Zur Wahrheit gehöre in diesem Zusammenhang auch, dass viele Krankenhäuser in der Vergangenheit ihre Notaufnahmen genutzt hätten, um bei Bedarf ihre Betten zu füllen. Mit dem Finger auf die niedergelassenen Ärztinnen und Ärzte zu zeigen, sei daher vollkommen fehl am Platz.

Bessere Koordination der Patienten

„Womit die DKG recht hat, ist, dass durch eine bessere Koordination der Patientinnen und Patienten die Not­aufnahmen in den Krankenhäusern entlastet sowie medizinisch nicht notwendige Krankenhauseinweisungen verhindert werden könnten“, fuhr Beier fort.

„Diese Koordination kann nur durch die Hausarztpraxis erfolgen.“ Die Evaluationen der Verträge zur Hausarzt­zentrierten Versorgung (HZV) belegten dies eindeutig. Von einer weiteren Stärkung der HZV profitierten also nicht nur die Patientinnen und Patienten, sondern auch die Krankenhäuser massiv.
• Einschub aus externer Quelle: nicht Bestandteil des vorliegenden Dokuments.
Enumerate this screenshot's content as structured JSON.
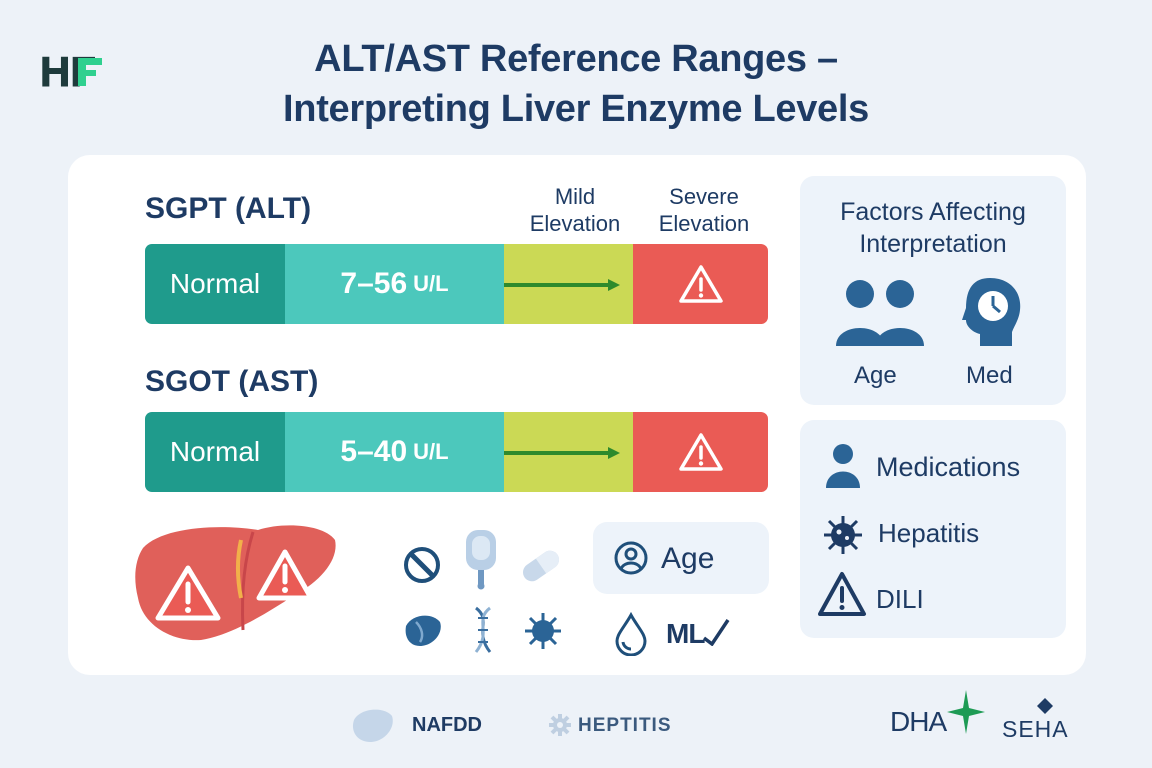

Gassen betonte: „Wegen der postpandemisch veränderten Inanspruchnahme der Notfallversorgung brauchen wir für diesen Bereich eine echte Reform. Dazu zählt eine Konzentration der Notfallversorgung, eine Priorisie­rung nach Dringlichkeit durch eine strukturierte Ersteinschätzung genauso wie ein Mehr an Kooperation in Form einer verlässlichen Weiterleitung von ambulant versorgbaren Akutpatienten in die vertragsärztliche Versorgung.“ Und natürlich müsse die Finanzierung für Praxen und Krankenhäuser gleichermaßen stimmen.